И незнакомец поклонился, отступив на шаг назад, чтобы еще раз получше рассмотреть девушку, по ошибке принявшую этот жест за знак уважения.
— Я иду домой, сударь, — сказала после этого Инженю. — Но назовите, пожалуйста, ваше имя, чтобы я знала, кому мы обязаны столь многим!
— Мадемуазель, буду ли я иметь честь снова увидеть вас? — спросил молодой человек.
— Боже мой!
— Что с вами?
— Там, в тени, прячется человек, он шел за нами, а теперь ждет.
— А! Но он же так любезно служил нам провожатым.
— Но чего он хочет? Ведь мы уже пришли. Берегитесь, сударь, наша улица совсем безлюдная!
— О мадемуазель, не беспокойтесь. Этот человек…
— Кто?
— Ну, это мой человек…
Инженю вздрогнула, взглянув на этот неподвижно застывший призрак. Она взяла ключ и, поклонившись своему спасителю, приготовилась войти к себе, но незнакомец ее задержал.
— Мне пришла в голову одна мысль, милое мое дитя, — сказал он.
— Какая же, сударь?
— Ваше нетерпение совсем неестественно: так быстро не покидают человека, оказавшего вам услугу, если не ждут другого.
— Ох, сударь! Как вы можете такое подумать? — воскликнула Инженю, сначала покраснев, потом побледнев.

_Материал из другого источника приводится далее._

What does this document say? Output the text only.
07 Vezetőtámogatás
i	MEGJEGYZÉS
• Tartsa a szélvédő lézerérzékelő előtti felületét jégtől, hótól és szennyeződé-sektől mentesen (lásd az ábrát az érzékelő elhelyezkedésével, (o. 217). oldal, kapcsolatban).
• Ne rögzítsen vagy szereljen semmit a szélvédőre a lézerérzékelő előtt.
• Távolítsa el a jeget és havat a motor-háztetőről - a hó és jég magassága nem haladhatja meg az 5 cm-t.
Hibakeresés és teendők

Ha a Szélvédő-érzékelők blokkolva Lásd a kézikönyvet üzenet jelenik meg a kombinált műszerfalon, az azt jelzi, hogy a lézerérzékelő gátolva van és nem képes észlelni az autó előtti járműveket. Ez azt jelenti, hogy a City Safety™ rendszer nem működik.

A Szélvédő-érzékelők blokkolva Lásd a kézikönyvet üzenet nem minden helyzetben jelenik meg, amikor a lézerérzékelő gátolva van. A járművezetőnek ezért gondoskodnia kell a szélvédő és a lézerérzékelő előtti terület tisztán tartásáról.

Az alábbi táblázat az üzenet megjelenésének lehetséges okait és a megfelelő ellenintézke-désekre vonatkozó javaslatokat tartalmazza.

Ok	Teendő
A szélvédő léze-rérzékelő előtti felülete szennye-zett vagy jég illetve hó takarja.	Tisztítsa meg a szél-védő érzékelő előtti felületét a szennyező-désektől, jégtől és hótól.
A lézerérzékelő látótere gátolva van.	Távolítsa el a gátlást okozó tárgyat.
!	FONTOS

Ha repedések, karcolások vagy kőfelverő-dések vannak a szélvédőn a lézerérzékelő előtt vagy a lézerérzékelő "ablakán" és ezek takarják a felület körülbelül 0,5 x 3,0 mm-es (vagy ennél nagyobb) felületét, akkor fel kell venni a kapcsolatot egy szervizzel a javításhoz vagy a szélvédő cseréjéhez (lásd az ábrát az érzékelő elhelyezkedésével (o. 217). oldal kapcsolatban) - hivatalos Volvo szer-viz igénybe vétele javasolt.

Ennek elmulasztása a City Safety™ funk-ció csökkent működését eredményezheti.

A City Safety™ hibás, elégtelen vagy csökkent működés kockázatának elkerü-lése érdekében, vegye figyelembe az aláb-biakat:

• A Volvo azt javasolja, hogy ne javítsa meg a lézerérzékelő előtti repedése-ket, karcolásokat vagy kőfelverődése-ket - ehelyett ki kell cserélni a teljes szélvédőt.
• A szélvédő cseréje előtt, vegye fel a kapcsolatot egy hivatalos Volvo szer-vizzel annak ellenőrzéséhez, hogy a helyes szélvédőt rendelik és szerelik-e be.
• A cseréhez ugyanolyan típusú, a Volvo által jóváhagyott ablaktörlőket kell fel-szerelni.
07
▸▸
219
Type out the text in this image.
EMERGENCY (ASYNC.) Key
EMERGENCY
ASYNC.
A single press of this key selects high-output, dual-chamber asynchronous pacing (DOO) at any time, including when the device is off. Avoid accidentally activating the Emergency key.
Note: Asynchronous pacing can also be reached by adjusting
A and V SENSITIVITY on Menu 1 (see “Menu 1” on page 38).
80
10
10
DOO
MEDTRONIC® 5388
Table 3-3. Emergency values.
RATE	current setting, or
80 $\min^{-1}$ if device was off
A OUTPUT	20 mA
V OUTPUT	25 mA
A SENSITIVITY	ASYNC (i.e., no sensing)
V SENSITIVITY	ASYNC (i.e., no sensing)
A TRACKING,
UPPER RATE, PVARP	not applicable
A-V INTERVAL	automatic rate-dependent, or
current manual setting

— Случаются и более необыкновенные вещи… Почему бы такой красивой девушке, как вы, не иметь любовника?
Инженю, смутившись от стыда, но больше испугавшись, чем устыдившись, резко открыла калитку и проскользнула в проход к дому.
Молодой человек тщетно пытался последовать за ней, настолько быстро и ловко она от него убежала.
Дверь захлопнулась, и в замке дважды повернулся ключ.
— Угорь! — вскричал незнакомец. — Настоящий угорь! Он повернулся к человеку, что стоял у сточной канавы и ждал.
— Оже, ты хорошо разглядел эту девушку? — спросил он. — Ты запомнил ее адрес? Знаешь имя ее отца? Заруби себе на носу: эта девушка должна быть моей!
— Вы получите ее, ваша светлость! — почтительно ответил тот, к кому были обращены эти слова. — Но я позволю заметить вашему королевскому высочеству, что сейчас в Париже неспокойно, что вовсю стреляли на площади Дофина и еще стреляют на Гревской площади. Пули слепы, как только что ваша светлость изволили напомнить этой девчушке.
— Тогда пошли, но твердо запомни адрес.
— Это уже сделано, ваша светлость, сделано!
— Как ты думаешь, ждет она любовника, а?
— Об этом я буду иметь честь сообщить вашей светлости завтра.
XXIII. КРИСТИАН
Инженю тем скорее рвалась домой, что боялась одного, надеясь на другое: боялась она молодого человека на улице, а надеялась встретить в доме другого молодого человека.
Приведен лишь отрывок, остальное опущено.